Tomographic Imaging

The standard reconstruction algorithm, to calculate the radioactivity distribution from the projections, is the Filtered Back Projection (FBP) technique, which is based on direct inversion of the Radon transform. Because the limited number of projection sets introduces streak artefacts in the image reconstruction, iterative techniques have been introduced. They use a more general linear model that can allow for a rich description of the blurring and attenuation mechanisms in the imaging process. Statistical reconstruction techniques in addition incorporate probabilistic models of the noise and, in the case of Bayesian methods, of the image itself.

For the needs of our laboratory an extended set of the well known Algebraic Reconstruction Technique (ART) has been developed. It incorporates also statistical modeling and Maximum Likelihood Expectation Maximization (ML-EM) techniques. Since the main limitation for ART reconstruction is the computation time, a new acceleration algorithmic approach to speed up the image reconstruction has been proposed.

The proposed algorithm follows the iterative approach of the traditional Algebraic Reconstruction Technique (ART) with the introduction of a new correction method, similar to the Newton-Raphson scheme generalized to several dimensions. The definition of the derivative in this method causes acceleration in the convergence speed, which results to a respectable drop of the number of iterations needed to minimize the quadratic deviation (Fig. 1).

Fig. 1: Convergence of the reconstruction procedure for a square matrix phantom with N=128 and M=72 projections. The traditional ART scheme is directly compared with the Newton-Raphson-ART (NR-ART) scheme based on the proposed extended Cost Function. The evolution of the different contributing groups are separately plotted and indicated with different color.

The quality of this reconstruction methodology has been tested with several software phantoms. The well known Shepp-Logan head phantom, which consists of a number of ellipses of varying sizes and densities, has been also reconstructed using the NR-ART approach. The resulted image is shown in Fig. 2 together with the original and the image reconstructed with the traditional ART algorithm.
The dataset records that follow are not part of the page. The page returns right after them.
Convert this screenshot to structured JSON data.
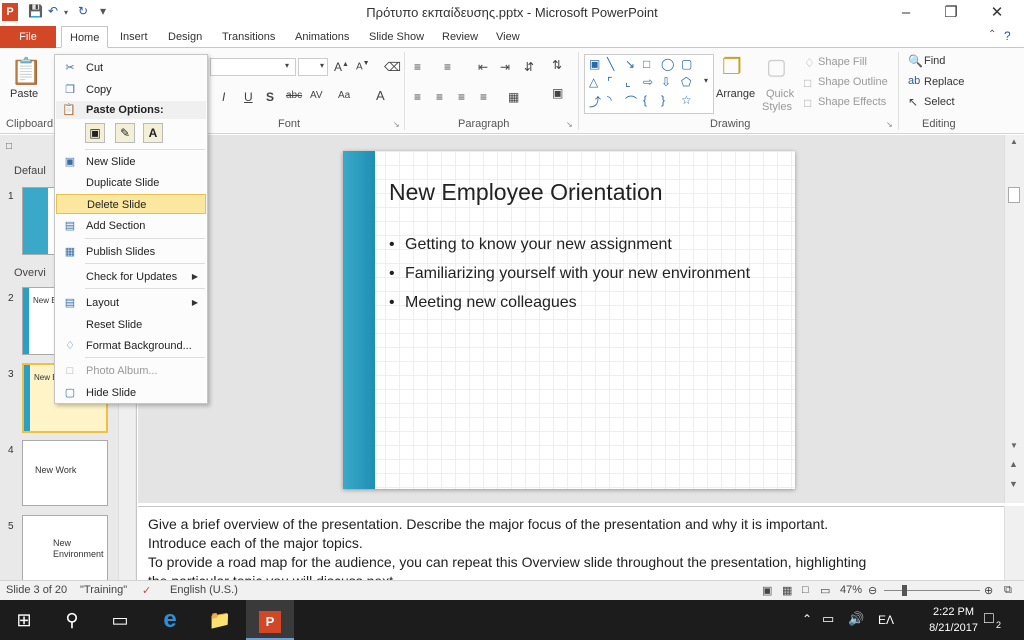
{
  "app": {
    "title": "Πρότυπο εκπαίδευσης.pptx - Microsoft PowerPoint",
    "logo_letter": "P"
  },
  "tabs": {
    "file": "File",
    "items": [
      "Home",
      "Insert",
      "Design",
      "Transitions",
      "Animations",
      "Slide Show",
      "Review",
      "View"
    ]
  },
  "ribbon": {
    "clipboard": "Clipboard",
    "paste": "Paste",
    "font": "Font",
    "paragraph": "Paragraph",
    "drawing": "Drawing",
    "editing": "Editing",
    "arrange": "Arrange",
    "quick_styles_1": "Quick",
    "quick_styles_2": "Styles",
    "shape_fill": "Shape Fill",
    "shape_outline": "Shape Outline",
    "shape_effects": "Shape Effects",
    "find": "Find",
    "replace": "Replace",
    "select": "Select"
  },
  "context_menu": {
    "cut": "Cut",
    "copy": "Copy",
    "paste_options": "Paste Options:",
    "new_slide": "New Slide",
    "duplicate_slide": "Duplicate Slide",
    "delete_slide": "Delete Slide",
    "add_section": "Add Section",
    "publish_slides": "Publish Slides",
    "check_updates": "Check for Updates",
    "layout": "Layout",
    "reset_slide": "Reset Slide",
    "format_background": "Format Background...",
    "photo_album": "Photo Album...",
    "hide_slide": "Hide Slide"
  },
  "slides_panel": {
    "section1": "Defaul",
    "section2": "Overvi",
    "thumb4_text": "New Work",
    "thumb5_text_1": "New",
    "thumb5_text_2": "Environment",
    "thumb2_text": "New Emp",
    "thumb3_text": "New Emp"
  },
  "slide": {
    "title": "New Employee Orientation",
    "bullets": [
      "Getting to know your new assignment",
      "Familiarizing yourself with your new environment",
      "Meeting new colleagues"
    ]
  },
  "notes": {
    "line1": "Give a brief overview of the presentation. Describe the major focus of the presentation and why it is important.",
    "line2": "Introduce each of the major topics.",
    "line3": "To provide a road map for the audience, you can repeat this Overview slide throughout the presentation, highlighting",
    "line4": "the particular topic you will discuss next."
  },
  "status": {
    "slide_info": "Slide 3 of 20",
    "theme": "\"Training\"",
    "language": "English (U.S.)",
    "zoom": "47%"
  },
  "taskbar": {
    "time": "2:22 PM",
    "date": "8/21/2017",
    "lang": "ΕΛ",
    "notif_count": "2"
  }
}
Fig. 2: Reconstruction of the Shepp-Logan head phantom. Left is the original phantom, in the center the reconstructed with the traditional ART and right the reconstructed with the NR-ART approach. Matrix dimension is 128x128; 36 equidistant projections in the angle range (00...1800) have been used in the reconstruction.

Planar Imaging

When using homogeneous scintillation crystals, planar imaging is usually characterized by irregularities produced by the center of gravity algorithm near the edges of the field of view. To overcome this position problem, a new reconstruction methodology for position sensitive photomultiplier tubes has been proposed. The algorithm is based on a mathematical model operating on the charge signals recorded from the anode wires of a multi-wired anode system. According to this method, the amount of the detected charge on a multi-wired anode system is calculated from the light distribution on the photo-cathode assuming a superimpose of analytically defined Gauss curves and a constant amplification of the photomultiplier tube. The model performing on an event-by-event basis can undertake all required inverse transformations to determine the position of the detected gamma-ray inside the scintillation crystal.

Experimental planar images obtained with the gamma-Camera system using the R2486 (HAMAMATSU) PSPMT and a 2mm homogeneous scintillation crystal of CsI(Tl) have been reconstructed using this model. A typical raw image for a three capillaries phantom filled with ^99mTc solution is shown in Fig. 3. This planar image is reconstructed in three different ways: With the traditional Center-of-Gravity (Anger), the 1-Gauss Fit and the proposed Inverse Model Fit reconstruction. This example reveals the advantages of the new reconstruction algorithms.

Fig. 3: Raw planar images from three parallel capillaries filled with 99mTc solution using the 2 mm homogenous CsI(Tl) crystal. The phantom geometry is shown in bottom-left part of the picture. Three different algorithms are used to reconstruct the image: The traditional (Anger) center of gravity algorithm, the 1-Gauss Fit and the Inverse Model Fit introduced in this work. Only the two last algorithms can resolve the capillaries.